1 pound dark meat chicken, cut in 1/2-inch cubes
1 tablespoon Shaoxing wine
1/2 teaspoon kosher salt
2 heaping tablespoons Lao Gan Ma Black Bean sauce
2 tablespoons Chinese light soy sauce
2 tablespoons chicken broth
1 tablespoon Chinese dark soy sauce
1 teaspoon sugar
8 ounces thin green beans (haricots verts), trimmed (alternatively, use peppers, celery–really any vegetable)
1 small white onion, cut in large chunks and separated
Marinate chicken cubes in the Shaoxing wine and salt while you mix the sauce. Combine the Lao Gan Ma Black Bean sauce, light soy sauce, chicken broth, dark soy sauce and sugar in a bowl or measuring cup.
Heat wok over a high flame until wisps of heat starts to rise from it. Add 2 tablespoons peanut or canola oil, swirl it up the sides of the wok, and heat until quite hot. Add chicken cubes in one layer and leave undisturbed to cook and sear on one side. Flip the chicken, sear on the other side, and stir-fry until fully cooked. Remove chicken from the wok and set aside.

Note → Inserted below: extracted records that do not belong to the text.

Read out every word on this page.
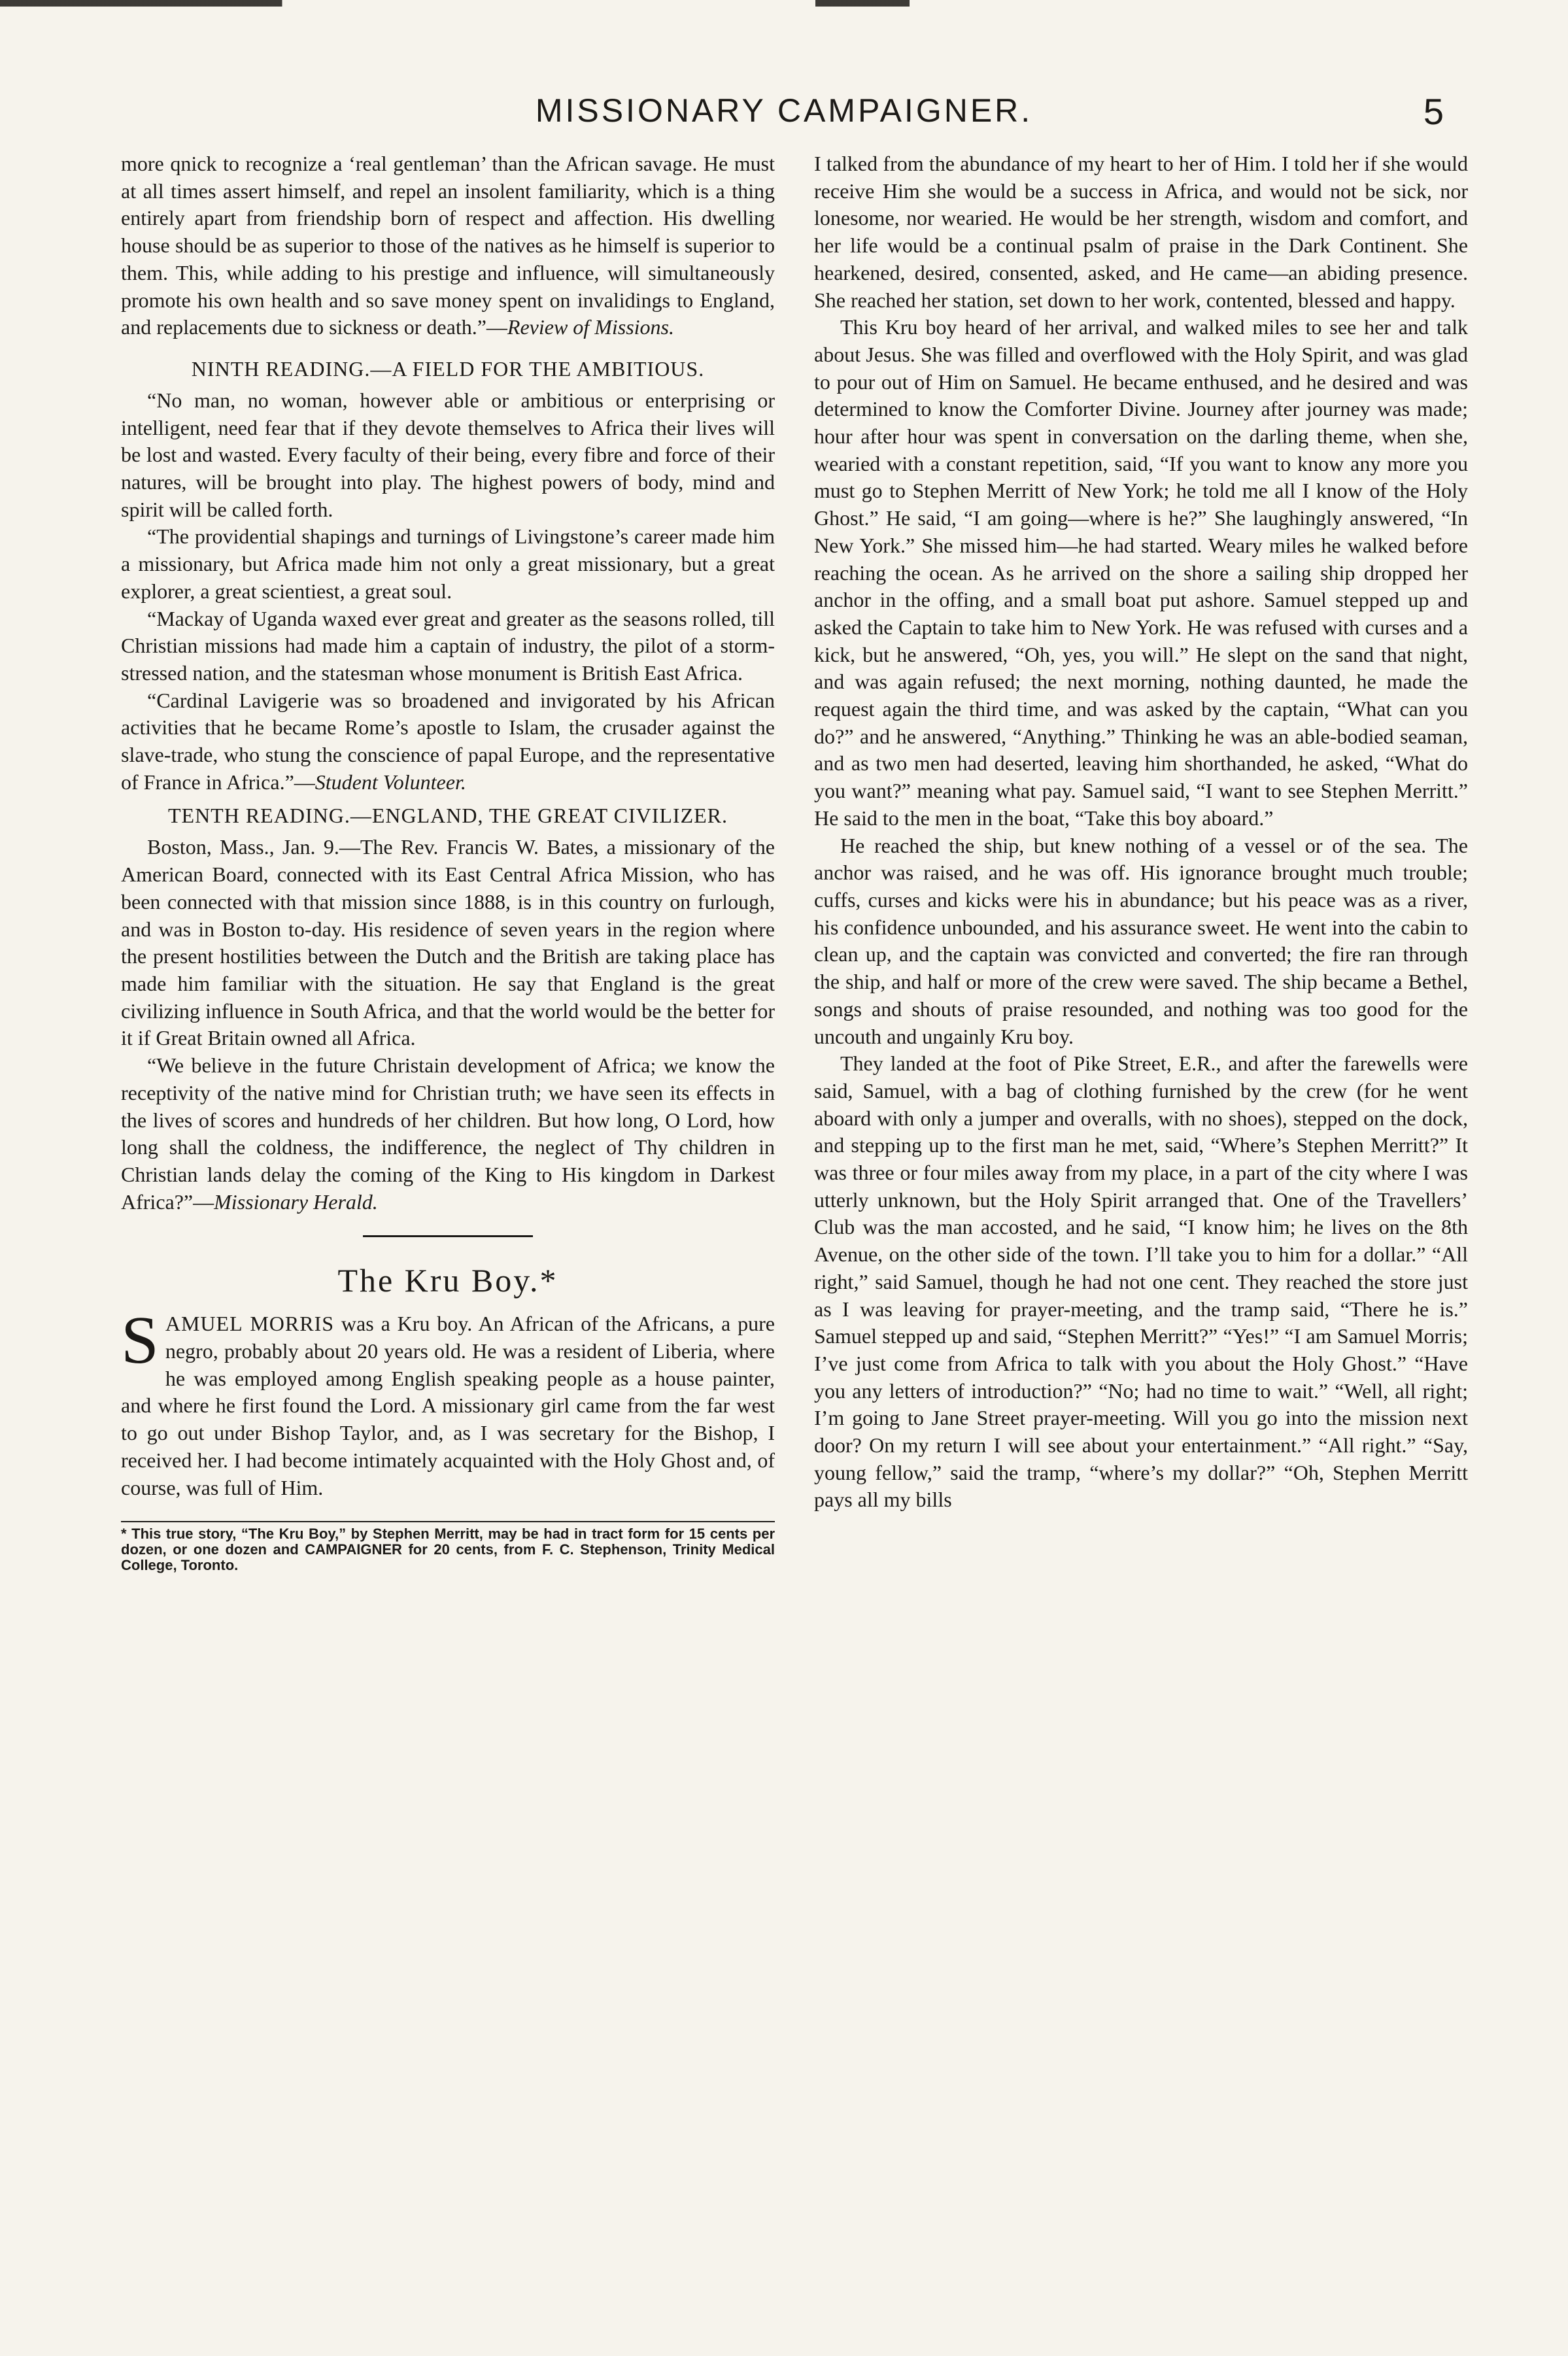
MISSIONARY CAMPAIGNER.	5

more qnick to recognize a ‘real gentleman’ than the African savage. He must at all times assert himself, and repel an insolent familiarity, which is a thing entirely apart from friendship born of respect and affection. His dwelling house should be as superior to those of the natives as he himself is superior to them. This, while adding to his prestige and influence, will simultaneously promote his own health and so save money spent on invalidings to England, and replacements due to sickness or death.”—Review of Missions.

NINTH READING.—A FIELD FOR THE AMBITIOUS.

“No man, no woman, however able or ambitious or enterprising or intelligent, need fear that if they devote themselves to Africa their lives will be lost and wasted. Every faculty of their being, every fibre and force of their natures, will be brought into play. The highest powers of body, mind and spirit will be called forth.

“The providential shapings and turnings of Livingstone’s career made him a missionary, but Africa made him not only a great missionary, but a great explorer, a great scientiest, a great soul.

“Mackay of Uganda waxed ever great and greater as the seasons rolled, till Christian missions had made him a captain of industry, the pilot of a storm-stressed nation, and the statesman whose monument is British East Africa.

“Cardinal Lavigerie was so broadened and invigorated by his African activities that he became Rome’s apostle to Islam, the crusader against the slave-trade, who stung the conscience of papal Europe, and the representative of France in Africa.”—Student Volunteer.

TENTH READING.—ENGLAND, THE GREAT CIVILIZER.

Boston, Mass., Jan. 9.—The Rev. Francis W. Bates, a missionary of the American Board, connected with its East Central Africa Mission, who has been connected with that mission since 1888, is in this country on furlough, and was in Boston to-day. His residence of seven years in the region where the present hostilities between the Dutch and the British are taking place has made him familiar with the situation. He say that England is the great civilizing influence in South Africa, and that the world would be the better for it if Great Britain owned all Africa.

“We believe in the future Christain development of Africa; we know the receptivity of the native mind for Christian truth; we have seen its effects in the lives of scores and hundreds of her children. But how long, O Lord, how long shall the coldness, the indifference, the neglect of Thy children in Christian lands delay the coming of the King to His kingdom in Darkest Africa?”—Missionary Herald.

The Kru Boy.*

SAMUEL MORRIS was a Kru boy. An African of the Africans, a pure negro, probably about 20 years old. He was a resident of Liberia, where he was employed among English speaking people as a house painter, and where he first found the Lord. A missionary girl came from the far west to go out under Bishop Taylor, and, as I was secretary for the Bishop, I received her. I had become intimately acquainted with the Holy Ghost and, of course, was full of Him.

* This true story, “The Kru Boy,” by Stephen Merritt, may be had in tract form for 15 cents per dozen, or one dozen and CAMPAIGNER for 20 cents, from F. C. Stephenson, Trinity Medical College, Toronto.

I talked from the abundance of my heart to her of Him. I told her if she would receive Him she would be a success in Africa, and would not be sick, nor lonesome, nor wearied. He would be her strength, wisdom and comfort, and her life would be a continual psalm of praise in the Dark Continent. She hearkened, desired, consented, asked, and He came—an abiding presence. She reached her station, set down to her work, contented, blessed and happy.

This Kru boy heard of her arrival, and walked miles to see her and talk about Jesus. She was filled and overflowed with the Holy Spirit, and was glad to pour out of Him on Samuel. He became enthused, and he desired and was determined to know the Comforter Divine. Journey after journey was made; hour after hour was spent in conversation on the darling theme, when she, wearied with a constant repetition, said, “If you want to know any more you must go to Stephen Merritt of New York; he told me all I know of the Holy Ghost.” He said, “I am going—where is he?” She laughingly answered, “In New York.” She missed him—he had started. Weary miles he walked before reaching the ocean. As he arrived on the shore a sailing ship dropped her anchor in the offing, and a small boat put ashore. Samuel stepped up and asked the Captain to take him to New York. He was refused with curses and a kick, but he answered, “Oh, yes, you will.” He slept on the sand that night, and was again refused; the next morning, nothing daunted, he made the request again the third time, and was asked by the captain, “What can you do?” and he answered, “Anything.” Thinking he was an able-bodied seaman, and as two men had deserted, leaving him shorthanded, he asked, “What do you want?” meaning what pay. Samuel said, “I want to see Stephen Merritt.” He said to the men in the boat, “Take this boy aboard.”

He reached the ship, but knew nothing of a vessel or of the sea. The anchor was raised, and he was off. His ignorance brought much trouble; cuffs, curses and kicks were his in abundance; but his peace was as a river, his confidence unbounded, and his assurance sweet. He went into the cabin to clean up, and the captain was convicted and converted; the fire ran through the ship, and half or more of the crew were saved. The ship became a Bethel, songs and shouts of praise resounded, and nothing was too good for the uncouth and ungainly Kru boy.

They landed at the foot of Pike Street, E.R., and after the farewells were said, Samuel, with a bag of clothing furnished by the crew (for he went aboard with only a jumper and overalls, with no shoes), stepped on the dock, and stepping up to the first man he met, said, “Where’s Stephen Merritt?” It was three or four miles away from my place, in a part of the city where I was utterly unknown, but the Holy Spirit arranged that. One of the Travellers’ Club was the man accosted, and he said, “I know him; he lives on the 8th Avenue, on the other side of the town. I’ll take you to him for a dollar.” “All right,” said Samuel, though he had not one cent. They reached the store just as I was leaving for prayer-meeting, and the tramp said, “There he is.” Samuel stepped up and said, “Stephen Merritt?” “Yes!” “I am Samuel Morris; I’ve just come from Africa to talk with you about the Holy Ghost.” “Have you any letters of introduction?” “No; had no time to wait.” “Well, all right; I’m going to Jane Street prayer-meeting. Will you go into the mission next door? On my return I will see about your entertainment.” “All right.” “Say, young fellow,” said the tramp, “where’s my dollar?” “Oh, Stephen Merritt pays all my bills
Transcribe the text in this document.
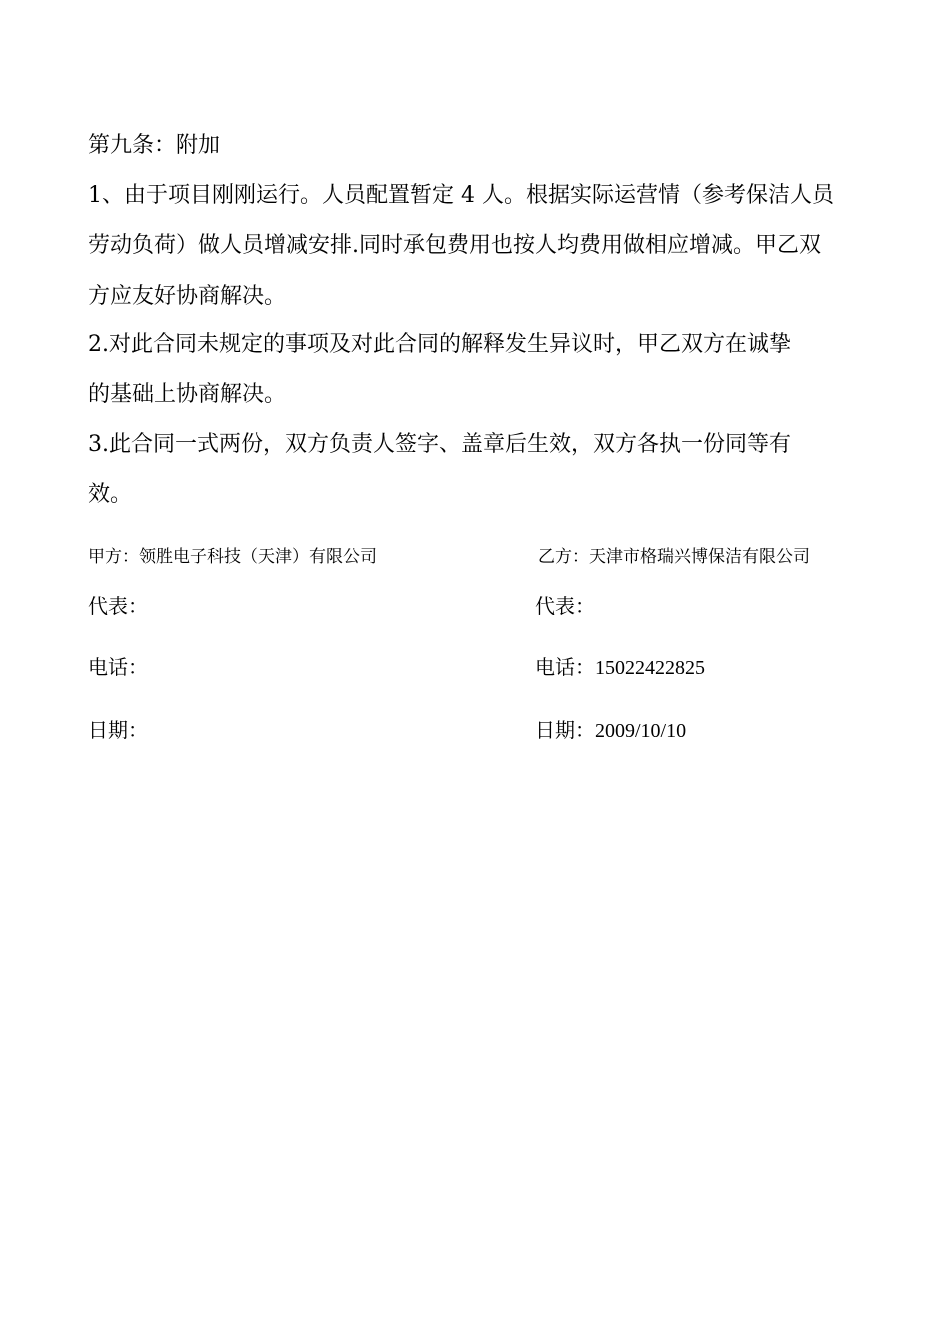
第九条：附加
1、由于项目刚刚运行。人员配置暂定 4 人。根据实际运营情（参考保洁人员
劳动负荷）做人员增减安排.同时承包费用也按人均费用做相应增减。甲乙双
方应友好协商解决。
2.对此合同未规定的事项及对此合同的解释发生异议时，甲乙双方在诚挚
的基础上协商解决。
3.此合同一式两份，双方负责人签字、盖章后生效，双方各执一份同等有
效。
甲方：领胜电子科技（天津）有限公司
代表：
电话：
日期：
乙方：天津市格瑞兴博保洁有限公司
代表：
电话：15022422825
日期：2009/10/10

Clean wok, return to flame, and add 2 tablespoons oil. When oil is hot, add green beans and stir-fry over medium-high flame until they begin to char and are done to your liking. Remove green beans and set aside.
Add a bit more oil to the wok, and add onion. Stir-fry until it starts to char and caramelize. Add back the green beans and chicken. Pour the sauce in and combine all ingredients well. Stir-fry briefly and splash in a bit more broth if it seems dry. Serve hot.